SKS Microfinance Ltd, India’s largest and only listed microlender, said its losses widened in the second quarter from the preceding three months as repayment rates in Andhra Pradesh, its biggest market, plunged after a local law restricted lending and recovery. The Hyderabad-based lender posted a loss of Rs. 384.54 crore in the three months ended 30 September compared with a loss of Rs.218.74 crore in the preceding quarter, it said in a statement to stock exchanges on Monday. SKS had reported a Rs.80.54 crore net profit in the year-earlier period. [Livemint Nov 7, 2011]
This news flash on a former high-flyer and current poster-child of rapacious-VC-money-corrupting-social-sector caught my attention. Not for the reasons you might think. In chapter 8 (Saving Brick by Brick) of Poor Economics, Banerjee and Duflo delve into the subject of savings and self-control – why a majority of the poor find it incredibly hard to save. This story (below) of a woman borrowing 10,000 INR (at 24% interest rate) from Spandana and depositing it into a savings account (earning 4% interest) in order to save for her daughter’s dowry years later is baffling yet believable.
Indeed, if the lack of self-control is sufficiently serious, it would be worth paying someone to force us to save. For example, we might prefer to run the risk that the mortar on our freshly built walls might get washed away by the rain so that wouldn’t have to keep the cash on hand and risk that we might, on a whim, use it all for a party. And somewhat paradoxically, some MFI clients may borrow in order to save. A woman we met in a slum in Hyderabad told us that she had borrowed 10,000 rupees ($621 USD PPP) from Spandana and had immediately deposited the proceeds of the loan in a savings account. Thus, she was paying a 24 percent annual interest to Spandana, while earning about 4 percent on her savings account. When we asked her why this made sense, she explained that her daughter, now sixteen, would need to get married in about two years. That 10,000 rupees was the beginning of her dowry. When we asked her why she had not opted to simply put the money she was paying to Spandana for the loan into her savings account directly very week, she explained that it was simply not possible: Other things kept coming up.

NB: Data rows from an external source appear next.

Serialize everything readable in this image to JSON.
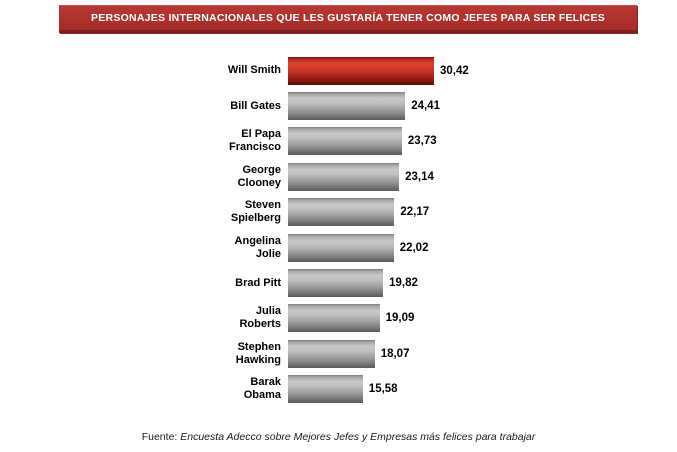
{
  "banner": {
    "title": "PERSONAJES INTERNACIONALES QUE LES GUSTARÍA TENER COMO JEFES PARA SER FELICES"
  },
  "colors": {
    "banner_bg": "#AE312D",
    "banner_border_bottom": "#7C1F1B",
    "banner_text": "#FFFFFF",
    "bar_highlight_red": "#D23A2B",
    "bar_default_gray": "#A8A8A8",
    "label_text": "#000000"
  },
  "chart_data": {
    "type": "bar",
    "orientation": "horizontal",
    "title": "PERSONAJES INTERNACIONALES QUE LES GUSTARÍA TENER COMO JEFES PARA SER FELICES",
    "categories": [
      "Will Smith",
      "Bill Gates",
      "El Papa Francisco",
      "George Clooney",
      "Steven Spielberg",
      "Angelina Jolie",
      "Brad Pitt",
      "Julia Roberts",
      "Stephen Hawking",
      "Barak Obama"
    ],
    "category_lines": [
      [
        "Will Smith"
      ],
      [
        "Bill Gates"
      ],
      [
        "El Papa",
        "Francisco"
      ],
      [
        "George",
        "Clooney"
      ],
      [
        "Steven",
        "Spielberg"
      ],
      [
        "Angelina",
        "Jolie"
      ],
      [
        "Brad Pitt"
      ],
      [
        "Julia",
        "Roberts"
      ],
      [
        "Stephen",
        "Hawking"
      ],
      [
        "Barak",
        "Obama"
      ]
    ],
    "values": [
      30.42,
      24.41,
      23.73,
      23.14,
      22.17,
      22.02,
      19.82,
      19.09,
      18.07,
      15.58
    ],
    "value_labels": [
      "30,42",
      "24,41",
      "23,73",
      "23,14",
      "22,17",
      "22,02",
      "19,82",
      "19,09",
      "18,07",
      "15,58"
    ],
    "highlight_index": 0,
    "data_labels": true,
    "axis_visible": false,
    "xlim": [
      0,
      30.42
    ],
    "legend": null
  },
  "footer": {
    "prefix": "Fuente: ",
    "source": "Encuesta Adecco sobre Mejores Jefes y Empresas más felices para trabajar"
  }
}
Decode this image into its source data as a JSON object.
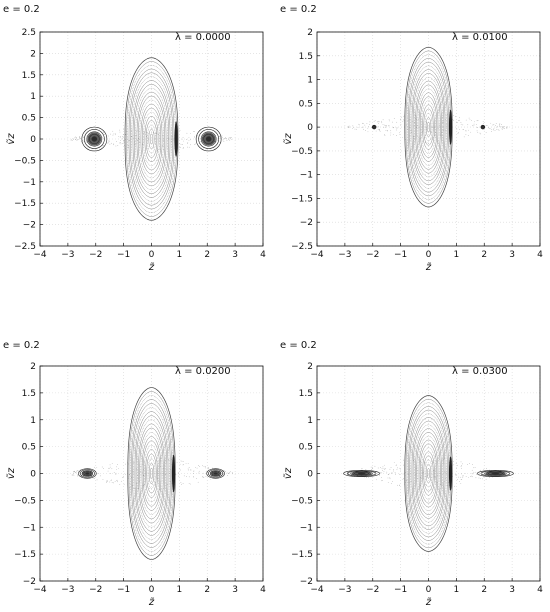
{
  "chart_data": [
    {
      "type": "scatter",
      "title": "e = 0.2",
      "annotation": "λ = 0.0000",
      "xlabel": "z̃",
      "ylabel": "ṽz",
      "xlim": [
        -4,
        4
      ],
      "ylim": [
        -2.5,
        2.5
      ],
      "xticks": [
        -4,
        -3,
        -2,
        -1,
        0,
        1,
        2,
        3,
        4
      ],
      "yticks": [
        -2.5,
        -2,
        -1.5,
        -1,
        -0.5,
        0,
        0.5,
        1,
        1.5,
        2,
        2.5
      ],
      "grid": true,
      "central_island": {
        "x_half_width": 0.95,
        "y_half_height": 1.9
      },
      "side_islands": [
        {
          "x": -2.05,
          "y": 0,
          "x_half_width": 0.45,
          "y_half_height": 0.28
        },
        {
          "x": 2.05,
          "y": 0,
          "x_half_width": 0.45,
          "y_half_height": 0.28
        }
      ]
    },
    {
      "type": "scatter",
      "title": "e = 0.2",
      "annotation": "λ = 0.0100",
      "xlabel": "z̃",
      "ylabel": "ṽz",
      "xlim": [
        -4,
        4
      ],
      "ylim": [
        -2.5,
        2
      ],
      "xticks": [
        -4,
        -3,
        -2,
        -1,
        0,
        1,
        2,
        3,
        4
      ],
      "yticks": [
        -2.5,
        -2,
        -1.5,
        -1,
        -0.5,
        0,
        0.5,
        1,
        1.5,
        2
      ],
      "grid": true,
      "central_island": {
        "x_half_width": 0.85,
        "y_half_height": 1.68
      },
      "side_islands": [
        {
          "x": -1.95,
          "y": 0,
          "x_half_width": 0.07,
          "y_half_height": 0.04
        },
        {
          "x": 1.95,
          "y": 0,
          "x_half_width": 0.07,
          "y_half_height": 0.04
        }
      ]
    },
    {
      "type": "scatter",
      "title": "e = 0.2",
      "annotation": "λ = 0.0200",
      "xlabel": "z̃",
      "ylabel": "ṽz",
      "xlim": [
        -4,
        4
      ],
      "ylim": [
        -2,
        2
      ],
      "xticks": [
        -4,
        -3,
        -2,
        -1,
        0,
        1,
        2,
        3,
        4
      ],
      "yticks": [
        -2,
        -1.5,
        -1,
        -0.5,
        0,
        0.5,
        1,
        1.5,
        2
      ],
      "grid": true,
      "central_island": {
        "x_half_width": 0.85,
        "y_half_height": 1.6
      },
      "side_islands": [
        {
          "x": -2.3,
          "y": 0,
          "x_half_width": 0.32,
          "y_half_height": 0.09
        },
        {
          "x": 2.3,
          "y": 0,
          "x_half_width": 0.32,
          "y_half_height": 0.09
        }
      ]
    },
    {
      "type": "scatter",
      "title": "e = 0.2",
      "annotation": "λ = 0.0300",
      "xlabel": "z̃",
      "ylabel": "ṽz",
      "xlim": [
        -4,
        4
      ],
      "ylim": [
        -2,
        2
      ],
      "xticks": [
        -4,
        -3,
        -2,
        -1,
        0,
        1,
        2,
        3,
        4
      ],
      "yticks": [
        -2,
        -1.5,
        -1,
        -0.5,
        0,
        0.5,
        1,
        1.5,
        2
      ],
      "grid": true,
      "central_island": {
        "x_half_width": 0.85,
        "y_half_height": 1.45
      },
      "side_islands": [
        {
          "x": -2.4,
          "y": 0,
          "x_half_width": 0.65,
          "y_half_height": 0.06
        },
        {
          "x": 2.4,
          "y": 0,
          "x_half_width": 0.65,
          "y_half_height": 0.06
        }
      ]
    }
  ]
}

We were still bothered by this rather unusual arrangement and kept asking questions. This attracted a group of other women, who were patently amused by our ignorance. Didn’t we know that this was a perfectly normal thing to do? The point, as we eventually figured out, is that the obligation to pay what you owe to Spandana – which is well enforced – imposes a discipline that the borrowers might not manage on their own.
The other story from Banerjee and Duflo’s book, Psychology of Savings – How the Poor Save to Buy Fertilizer, highlights a different technique of discipline. It’s sometimes useful to ask the question – would rich or middle-income people do things differently? As far as savings are concerned, even middle-income people find it equally hard to save. The power of default – i.e. deducting a fixed percentage from salaries for Provident Fund, recurring deposits, etc., by automatically deducting the savings amount even before it reaches the job earner’s hand, works. Designing (and making available) financial products that share the commitment features of the microfinance contracts, without the interest that comes with it, could be of great help to poor people. Are there any out there?